Last weekend I was trying to plow through a whole pile of books on women’s pacifist writings from World War I (the folly of trying to meet a research deadline at the end of a teaching term). But I got distracted by Mark Heberle’s essay* on the way J. R. R. Tolkien’s WWI experience spurred and influenced his fantasy writing. The “shadow of war” Tolkien describes as having hijacked his youth is felt throughout Middle Earth in the form of Mordor’s shadow and the Eye of Sauron peering ominously at the hobbits’ doings.
More specifically, Heberle traces how Tolkien found early solace for dislocation and orphanhood in the dragon-slaying tales he invented as a child. The young writer then became fascinated with language. An obsession with one obscure, Anglo-Saxon word in particular, Earendel, prompted Tolkien to create a whole suite of fantasy stories to “house” it and other words he discovered or made up.

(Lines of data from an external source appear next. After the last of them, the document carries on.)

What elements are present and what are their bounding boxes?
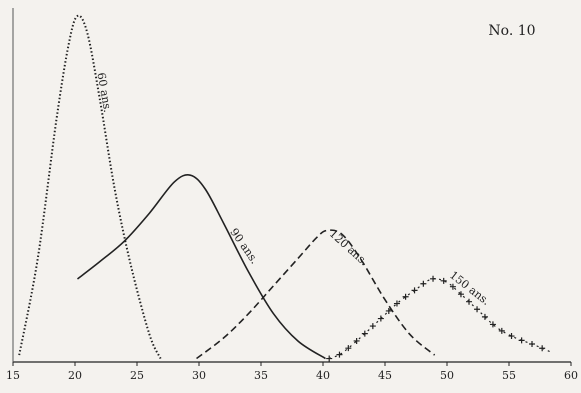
x-ticks: 15 20 25 30 35 40 45 50 55 60 xyxy=(6,362,578,382)
series-line xyxy=(196,229,436,360)
data-point xyxy=(393,300,400,307)
x-tick-label: 20 xyxy=(68,369,82,382)
x-tick-label: 50 xyxy=(440,369,454,382)
x-tick-label: 15 xyxy=(6,369,20,382)
x-tick-label: 35 xyxy=(254,369,268,382)
data-point xyxy=(498,327,505,334)
x-tick-label: 25 xyxy=(130,369,144,382)
series-line xyxy=(76,174,326,360)
x-tick-label: 40 xyxy=(316,369,330,382)
data-point xyxy=(369,323,376,330)
x-tick-label: 55 xyxy=(502,369,516,382)
data-point xyxy=(466,298,473,305)
data-point xyxy=(326,355,333,362)
series-label: 60 ans. xyxy=(94,72,114,114)
series-label: 120 ans. xyxy=(327,227,371,268)
x-tick-label: 60 xyxy=(564,369,578,382)
data-point xyxy=(402,293,409,300)
data-point xyxy=(539,345,546,352)
data-point xyxy=(385,307,392,314)
data-point xyxy=(529,341,536,348)
data-point xyxy=(377,315,384,322)
data-point xyxy=(336,351,343,358)
series-line xyxy=(328,278,551,360)
data-point xyxy=(345,345,352,352)
series-label: 90 ans. xyxy=(227,226,261,266)
data-point xyxy=(411,287,418,294)
data-point xyxy=(440,277,447,284)
series-labels: 60 ans.90 ans. 120 ans.150 ans. xyxy=(94,72,492,308)
x-tick-label: 45 xyxy=(378,369,392,382)
x-tick-label: 30 xyxy=(192,369,206,382)
data-point xyxy=(508,333,515,340)
series-group xyxy=(18,14,551,362)
data-point xyxy=(353,337,360,344)
chart-title: No. 10 xyxy=(488,23,535,39)
data-point xyxy=(518,337,525,344)
data-point xyxy=(420,280,427,287)
series-line xyxy=(18,14,162,359)
data-point xyxy=(430,275,437,282)
data-point xyxy=(449,283,456,290)
data-point xyxy=(457,291,464,298)
data-point xyxy=(474,306,481,313)
data-point xyxy=(361,330,368,337)
data-point xyxy=(489,321,496,328)
data-point xyxy=(481,313,488,320)
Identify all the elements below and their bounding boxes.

It’s a remarkable testament to the healing power of stories. Trauma studies has observed that the process of telling one’s story, and especially of finding a sympathetic audience for it, is integral to recovery. Instead of simply describing his losses to a therapist or family member, Tolkien went way further: he transmuted his pain into heroic fantasy, and in so doing created a story that resonates with readers of all ages and tastes.
I was surprised at Haberle’s revelation that Tolkein “later regretted the way in which the narrative voice [particularly in The Hobbit] is almost overly familiar and intimate.” This grandfatherly voice is my single favorite thing about his books, so I’m glad it slipped past Tolkien’s inner censor, even if it embarrassed him later on.
*Heberle, Mark. “Tolkien, Trauma, Childhood, Fantasy.” in Under Fire: Childhood in the Shadow of War. Ed. Elizabeth Goodenough and Andrea Immel. Detroit, MI: Wayne State UP, 2008. 129-42.